Home Ambiente Há cenarios que no Ambiente a poucos lembram …

Há cenarios que no Ambiente a poucos lembram …

por Joffre Justino

Comecemos por recordar a compra pela China Tianying da totalidade do capital da espanhola Urbaser, que detém participações na SUMA – Ambiente e Serviços e na EGF – Empresa Geral de Fomento, e que a compra recebeu luz verde da Autoridade da Concorrência (AdC).

Portanto a EGF não é privada é na verdade uma empresa que mudou de Estado,  do luso para o chinês, nao podendo haver duvidas quanto às virtualidades num mercado global do capitalismo de estado face ao privatista.

Assim é também curioso que o BE, que é um defensor do capitalismo estatista, critique como fez esta quarta-feira, a entrega da recolha seletiva de bio-resíduos a uma empresa privada, ( que não é) e anuncie  que quer chamar ao parlamento o ministro do Ambiente, o que na circunstância é justo, porque “é tempo de esclarecer” as pretensões do Governo para este setor.

“É inaceitável, é inaceitável. Recusamos o reforço do monopólio privado no lixo em Portugal”, afirmou e com justa razão, mas sem se perceber bem o porque não então a banca privada desde que não monopolista, o deputado Nelson Peralta, anunciando que o partido “chamará o ministro Matos Fernandes [que tem a pasta do Ambiente e da Ação Climática] à Comissão Parlamentar de Ambiente”.

E lá vem à baila mais um desastrado movimento deste sr Matos Fernandes…

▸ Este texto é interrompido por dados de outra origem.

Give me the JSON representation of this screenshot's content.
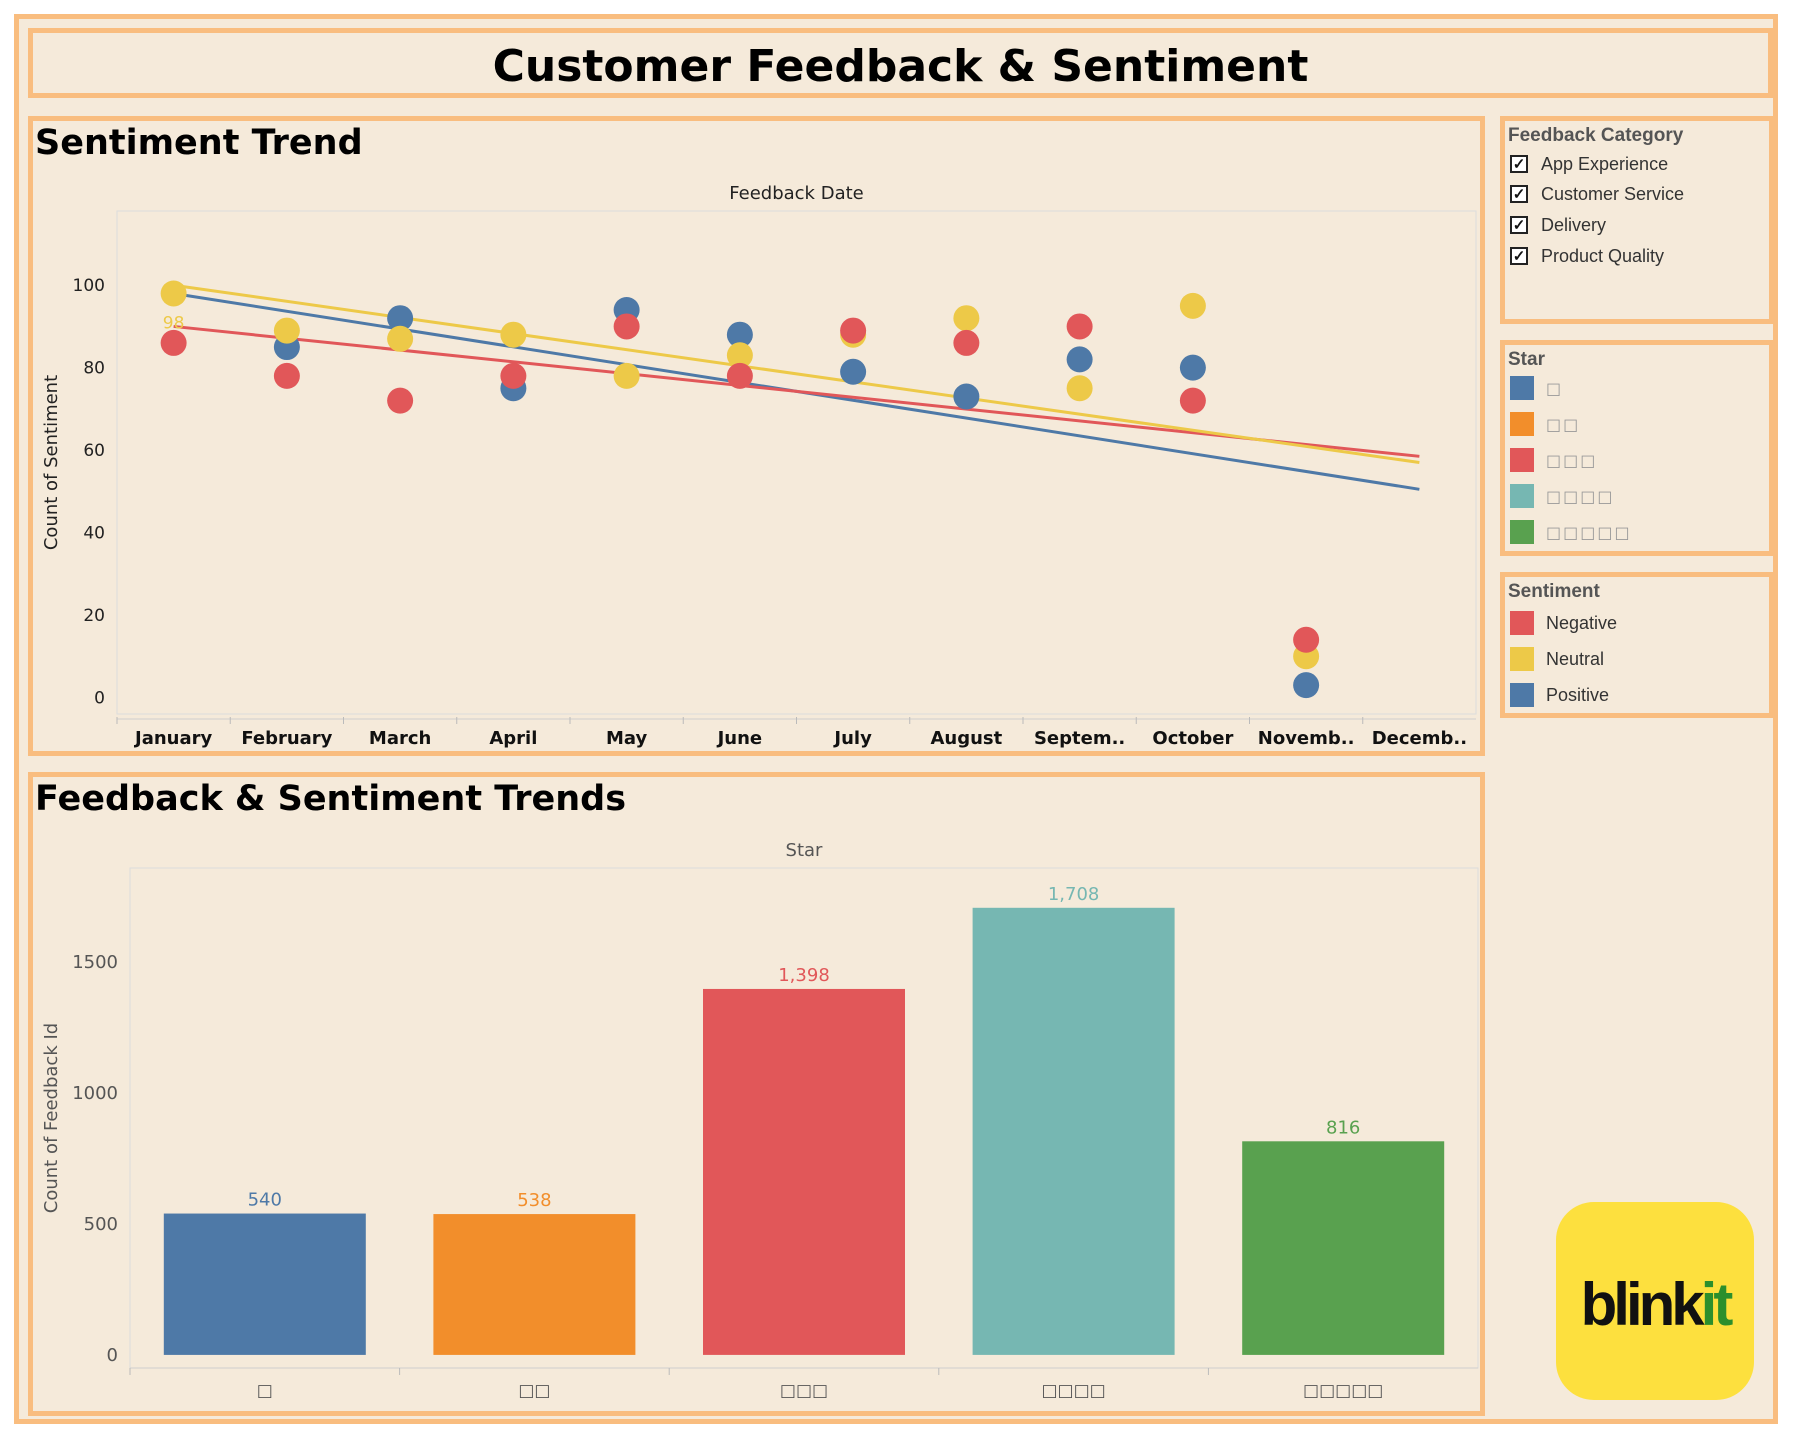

O deputado bloquista Nelson Peralta declarou ainda que “o Governo decidiu, durante o verão e em pleno período pré-eleitoral, aprovar importantes mudanças no setor da recolha e tratamento de resíduos … é tempo de o Governo esclarecer as suas intenções para este setor e para a sua regulação”, querendo também que o executivo de António Costa “dê a conhecer publicamente o parecer da Procuradoria [Geral da República], para que se conheçam as suas objeções legais” a este negócio, considerando que esta “é uma exigência de transparência e de democracia”, pois, “em agosto surge um despacho a entregar, sem concurso público e sem contrapartidas, um novo negócio à EGF”, que previa que esta empresa privatizada ao grupo Mota-Engil, na verdade à China Tianying “obtinha o exclusivo da recolha dos bio-resíduos, exceto onde os município se opusessem”.

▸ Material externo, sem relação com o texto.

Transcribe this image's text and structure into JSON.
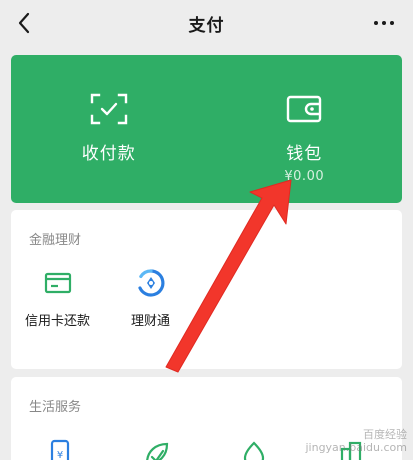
{
  "nav": {
    "title": "支付",
    "back_icon": "chevron-left-icon",
    "more_icon": "more-dots-icon"
  },
  "card": {
    "color": "#2fae66",
    "items": [
      {
        "label": "收付款",
        "icon": "scan-qr-icon"
      },
      {
        "label": "钱包",
        "balance": "¥0.00",
        "icon": "wallet-icon"
      }
    ]
  },
  "finance": {
    "title": "金融理财",
    "items": [
      {
        "label": "信用卡还款",
        "icon": "credit-card-icon"
      },
      {
        "label": "理财通",
        "icon": "wealth-icon"
      }
    ]
  },
  "life": {
    "title": "生活服务",
    "items": [
      {
        "icon": "phone-topup-icon"
      },
      {
        "icon": "leaf-check-icon"
      },
      {
        "icon": "water-drop-icon"
      },
      {
        "icon": "city-service-icon"
      }
    ]
  },
  "annotation": {
    "color": "#f2362b"
  },
  "watermark": {
    "line1": "百度经验",
    "line2": "jingyan.baidu.com"
  }
}
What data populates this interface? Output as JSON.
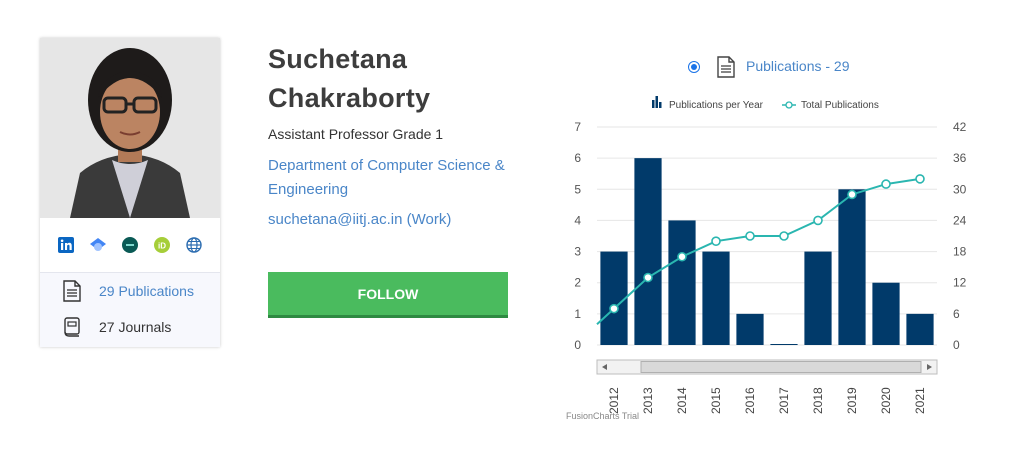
{
  "profile": {
    "name_line1": "Suchetana",
    "name_line2": "Chakraborty",
    "title": "Assistant Professor Grade 1",
    "department": "Department of Computer Science & Engineering",
    "email": "suchetana@iitj.ac.in (Work)",
    "follow_label": "FOLLOW",
    "social_icons": [
      "linkedin-icon",
      "google-scholar-icon",
      "researchgate-icon",
      "orcid-icon",
      "website-globe-icon"
    ],
    "stats": {
      "publications": "29 Publications",
      "journals": "27 Journals"
    }
  },
  "publications_header": {
    "label": "Publications - 29",
    "selected": true
  },
  "colors": {
    "bar": "#013a6a",
    "line": "#2ab6b0",
    "link": "#4a86c8",
    "follow": "#4abb5e"
  },
  "chart_data": {
    "type": "bar",
    "categories": [
      "2012",
      "2013",
      "2014",
      "2015",
      "2016",
      "2017",
      "2018",
      "2019",
      "2020",
      "2021"
    ],
    "series": [
      {
        "name": "Publications per Year",
        "type": "bar",
        "axis": "left",
        "values": [
          3,
          6,
          4,
          3,
          1,
          0,
          3,
          5,
          2,
          1
        ]
      },
      {
        "name": "Total Publications",
        "type": "line",
        "axis": "right",
        "values": [
          7,
          13,
          17,
          20,
          21,
          21,
          24,
          29,
          31,
          32
        ]
      }
    ],
    "y_left": {
      "min": 0,
      "max": 7,
      "ticks": [
        0,
        1,
        2,
        3,
        4,
        5,
        6,
        7
      ]
    },
    "y_right": {
      "min": 0,
      "max": 42,
      "ticks": [
        0,
        6,
        12,
        18,
        24,
        30,
        36,
        42
      ]
    },
    "legend_position": "top-center",
    "grid": true,
    "watermark": "FusionCharts Trial"
  }
}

Numa recapitulação deste processo, Nelson Peralta apontou que, depois de a Entidade Reguladora dos Serviços de Água e Resíduos (ERSAR) ter assinalado a falta de enquadramento legal para uma candidatura a fundos comunitários, uma vez que a “concessão da EGF não incluí os bio-resíduos”, o “secretário de Estado do Ambiente publicou um despacho em que alarga a concessão da EGF à recolha de bio-resíduos”.

“O negócio foi travado pelo parecer do Conselho Consultivo da Procuradoria Geral da República relativo ao despacho de entrega da recolha dos bio-resíduos à empresa Mota-Engil”, refere o BE.

Notando que “até 2015, a EGF era uma empresa pública lucrativa”, o deputado Nelson Peralta sublinhou que, “com a sua venda pelo Estado, foi criado um monopólio privado na gestão de resíduos”.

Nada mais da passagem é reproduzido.